CVE-2024-31315: 
NixOS vulnerability analysis and mitigation

In multiple functions of ManagedServices.java in Android, there is a vulnerability (CVE-2024-31315) that allows hiding an app with notification access in the Device & app notifications settings due to improper input validation. The vulnerability affects Android versions 12.0, 12.1, 13.0, and 14.0. This vulnerability was disclosed and published on July 9, 2024 (NVD).

The vulnerability has been assigned a CVSS v3.1 base score of 7.8 (HIGH) with the vector string CVSS:3.1/AV:L/AC:L/PR:N/UI:R/S:U/C:H/I:H/A:H. The vulnerability stems from improper input validation in the ManagedServices.java component. CISA-ADP has also assessed this vulnerability with a slightly lower CVSS score of 5.3 (MEDIUM) with vector string CVSS:3.1/AV:L/AC:L/PR:L/UI:N/S:U/C:L/I:L/A:L (NVD).

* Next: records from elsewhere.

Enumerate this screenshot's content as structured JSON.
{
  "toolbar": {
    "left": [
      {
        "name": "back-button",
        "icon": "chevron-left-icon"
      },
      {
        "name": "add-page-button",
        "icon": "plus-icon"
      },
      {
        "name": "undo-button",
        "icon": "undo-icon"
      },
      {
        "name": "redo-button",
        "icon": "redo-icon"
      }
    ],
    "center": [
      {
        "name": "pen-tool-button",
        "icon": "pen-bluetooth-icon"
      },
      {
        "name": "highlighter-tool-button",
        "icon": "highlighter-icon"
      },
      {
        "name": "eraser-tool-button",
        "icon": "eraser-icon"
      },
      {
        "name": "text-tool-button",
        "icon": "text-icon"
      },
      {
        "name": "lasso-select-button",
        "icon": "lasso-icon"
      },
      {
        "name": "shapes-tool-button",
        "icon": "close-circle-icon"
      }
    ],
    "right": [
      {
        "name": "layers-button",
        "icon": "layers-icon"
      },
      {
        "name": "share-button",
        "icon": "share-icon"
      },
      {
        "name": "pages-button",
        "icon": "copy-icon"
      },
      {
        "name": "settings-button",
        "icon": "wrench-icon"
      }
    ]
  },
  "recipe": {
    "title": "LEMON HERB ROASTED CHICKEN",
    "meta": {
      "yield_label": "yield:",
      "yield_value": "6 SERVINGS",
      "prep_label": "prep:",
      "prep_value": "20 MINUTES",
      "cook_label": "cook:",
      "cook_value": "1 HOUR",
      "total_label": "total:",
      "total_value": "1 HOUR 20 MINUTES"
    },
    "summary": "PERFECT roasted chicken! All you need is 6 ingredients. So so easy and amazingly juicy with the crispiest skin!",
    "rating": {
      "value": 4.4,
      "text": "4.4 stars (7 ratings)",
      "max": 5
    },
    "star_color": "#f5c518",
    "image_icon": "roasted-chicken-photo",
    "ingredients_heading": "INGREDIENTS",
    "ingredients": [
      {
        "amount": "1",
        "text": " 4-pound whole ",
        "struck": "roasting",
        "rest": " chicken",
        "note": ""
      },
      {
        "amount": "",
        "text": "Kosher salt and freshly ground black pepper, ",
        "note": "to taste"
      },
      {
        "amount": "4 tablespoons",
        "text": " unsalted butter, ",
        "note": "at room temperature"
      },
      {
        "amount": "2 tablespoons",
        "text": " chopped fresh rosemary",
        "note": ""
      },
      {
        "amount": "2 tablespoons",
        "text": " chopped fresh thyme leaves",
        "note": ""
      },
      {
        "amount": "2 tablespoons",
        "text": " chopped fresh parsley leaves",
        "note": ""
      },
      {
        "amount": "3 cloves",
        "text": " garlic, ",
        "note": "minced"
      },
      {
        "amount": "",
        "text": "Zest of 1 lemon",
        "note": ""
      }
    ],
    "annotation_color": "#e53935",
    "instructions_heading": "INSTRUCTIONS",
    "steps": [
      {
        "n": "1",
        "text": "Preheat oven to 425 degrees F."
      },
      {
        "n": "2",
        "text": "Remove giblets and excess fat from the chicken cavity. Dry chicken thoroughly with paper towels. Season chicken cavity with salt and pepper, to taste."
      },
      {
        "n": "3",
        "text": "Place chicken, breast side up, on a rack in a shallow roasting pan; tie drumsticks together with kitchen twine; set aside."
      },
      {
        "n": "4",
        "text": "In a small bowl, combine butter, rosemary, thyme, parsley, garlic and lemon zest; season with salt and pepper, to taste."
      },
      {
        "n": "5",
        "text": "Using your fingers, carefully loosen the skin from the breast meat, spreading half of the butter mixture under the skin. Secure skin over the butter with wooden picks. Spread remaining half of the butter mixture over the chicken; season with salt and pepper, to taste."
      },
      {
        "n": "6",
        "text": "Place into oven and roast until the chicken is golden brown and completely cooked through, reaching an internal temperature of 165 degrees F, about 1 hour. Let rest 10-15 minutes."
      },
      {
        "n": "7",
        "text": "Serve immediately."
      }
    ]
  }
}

The vulnerability could lead to local escalation of privilege with no additional execution privileges needed. The successful exploitation could result in high impacts on confidentiality, integrity, and availability of the affected system (NVD).

A patch has been released to address this vulnerability, as documented in the Android Security Bulletin. The fix involves checking for NLS bind permission when rebinding services and updating the verification process for packages with NLS components (Android Patch).